Trouver des ressources localement

Nos territoires regorgent de ressources, qui sont souvent considérées comme des déchets. Voyons comment les capter pour les valoriser en local. Nous ne traitons pas ici de « ressources humaines » comme il est dit en milieu professionnel, nous avons abordé ce point dans l’article comment trouver les bonnes personnes.

Les déchets des uns sont les ressources des autres

Commençons par citer un des fondateurs de la permaculture :

Un déchet est une ressource inexploitée. Bill Molisson

Capter les rebus souvent destinés à l’incinération ou à l’enfouissage est noble à bien des égards : vous transformez un problème global en solution locale.

Le problème est la solution. Bill Molisson

Un annuaire des ressources

Lister les ressources dont vous avez besoin dans votre jardin, et cherchez quelle pourrait être la source la plus proche et allant dans le sens de la vie.

L’exemple de la matière organique

Par exemple, je sais que, selon le réseau Maraîchage sur Sol Vivant, j’ai besoin d’apporter 2 kg de matière « équivalent paille » par m2 par an à mon sol pour entretenir sa fertilité.
Comment cela fonctionne-t-il naturellement ? En forêt, les feuilles mortes et le bois mort se déposent au sol. Puis-je en faire autant dans mon jardin ? Selon la surface de votre terrain, cela peut-être un objectif à moyen terme. La proportion de un tiers de la superficie du jardin dédiée à la production de matière organique est souvent donnée. A court terme, vous devrez certainement importer des végétaux. Ai-je des ressources locales ? Les plus proches sont vos voisins ? Pouvez-vous leur demander de vous déposer leurs tontes de gazon et leurs feuilles mortes ? Ensuite, il y a les paysagistes, les services techniques de la mairie, la déchetterie…
Vous pouvez utiliser de la paille ou du foin, plus chers mais simple d’utilisation et parfois plus esthétiques.

Les plate-formes de compostage sont des belles ressources de matière organique

Où trouver des plantes

Une fois encore, cherchez au plus proche et dans le sens du vivant. L’idéal est de récupérer des plantes auprès de sa famille, ses amis, ses voisins. Ensuite, il existe des trocs de plantes locauxs, des trocs graines, des grainothèques ou des particuliers s’échangent, distribuent l’abondance des végétaux de leurs jardins. Encore une fois, constituez-vous un annuaire ou un agenda de ces rencontres. Si il n’y en a pas proche de chez vous, pourquoi ne pas en créer ?
C’est ce que nous avons fait avec Cordemais en permaculture, lors d’échanges autour de la grainothèque.

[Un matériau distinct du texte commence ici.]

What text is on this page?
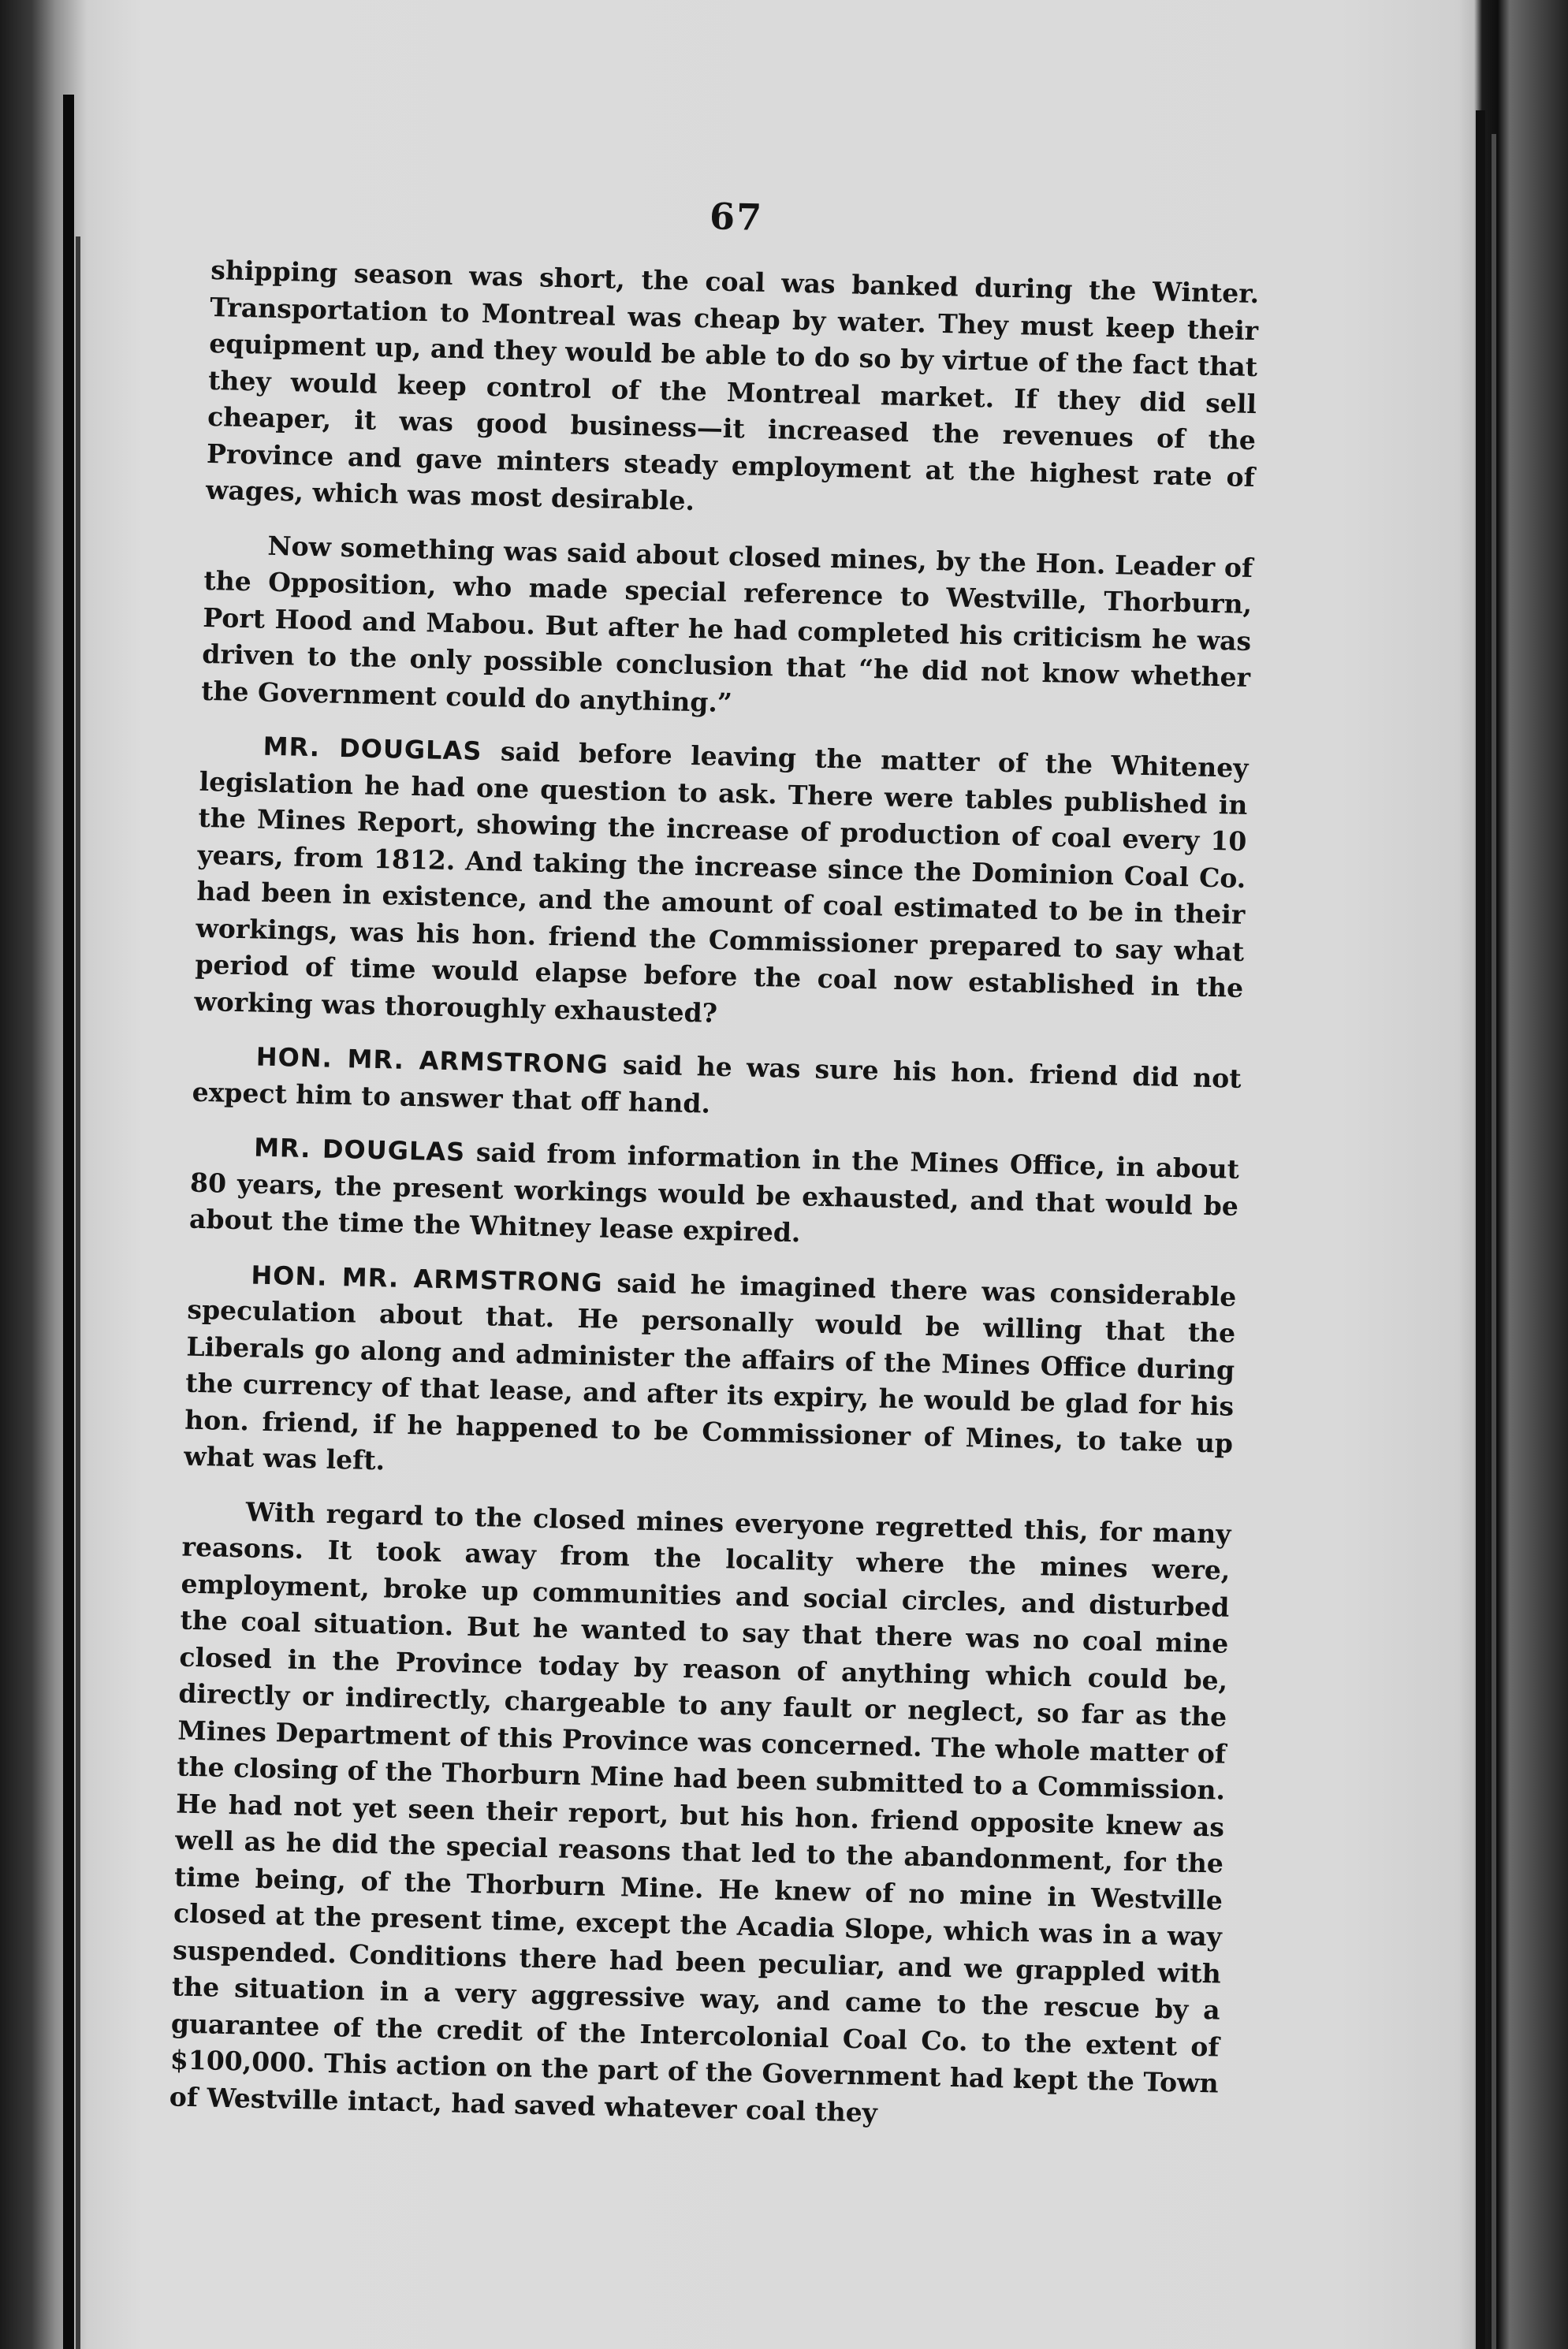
67

shipping season was short, the coal was banked during the Winter. Transportation to Montreal was cheap by water. They must keep their equipment up, and they would be able to do so by virtue of the fact that they would keep control of the Montreal market. If they did sell cheaper, it was good business—it increased the revenues of the Province and gave minters steady employment at the highest rate of wages, which was most desirable.

Now something was said about closed mines, by the Hon. Leader of the Opposition, who made special reference to Westville, Thorburn, Port Hood and Mabou. But after he had completed his criticism he was driven to the only possible conclusion that “he did not know whether the Government could do anything.”

MR. DOUGLAS said before leaving the matter of the Whiteney legislation he had one question to ask. There were tables published in the Mines Report, showing the increase of production of coal every 10 years, from 1812. And taking the increase since the Dominion Coal Co. had been in existence, and the amount of coal estimated to be in their workings, was his hon. friend the Commissioner prepared to say what period of time would elapse before the coal now established in the working was thoroughly exhausted?

HON. MR. ARMSTRONG said he was sure his hon. friend did not expect him to answer that off hand.

MR. DOUGLAS said from information in the Mines Office, in about 80 years, the present workings would be exhausted, and that would be about the time the Whitney lease expired.

HON. MR. ARMSTRONG said he imagined there was considerable speculation about that. He personally would be willing that the Liberals go along and administer the affairs of the Mines Office during the currency of that lease, and after its expiry, he would be glad for his hon. friend, if he happened to be Commissioner of Mines, to take up what was left.

With regard to the closed mines everyone regretted this, for many reasons. It took away from the locality where the mines were, employment, broke up communities and social circles, and disturbed the coal situation. But he wanted to say that there was no coal mine closed in the Province today by reason of anything which could be, directly or indirectly, chargeable to any fault or neglect, so far as the Mines Department of this Province was concerned. The whole matter of the closing of the Thorburn Mine had been submitted to a Commission. He had not yet seen their report, but his hon. friend opposite knew as well as he did the special reasons that led to the abandonment, for the time being, of the Thorburn Mine. He knew of no mine in Westville closed at the present time, except the Acadia Slope, which was in a way suspended. Conditions there had been peculiar, and we grappled with the situation in a very aggressive way, and came to the rescue by a guarantee of the credit of the Intercolonial Coal Co. to the extent of $100,000. This action on the part of the Government had kept the Town of Westville intact, had saved whatever coal they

Vous pouvez aussi chercher du carton, de la sciure de bois pour équilibrer un compost … pour chaque besoin constituez vous un annuaire collectif. Il peut être écrit, ou oral. A Cordemais en permaculture, certaines informations qui peuvent être publiques sont référencées sur un page nommée Par chez nous.
Ces réponses que vous allez trouver à vos besoins en demandant autour de vous, en rencontrant la mairie ou différents acteurs deviennent un patrimoine de votre association sur lequel il me semble important de capitaliser.
Autant d’informations qui permettront à d’autres personnes de votre territoire de gagner du temps dans leurs démarches pour leurs propres jardins.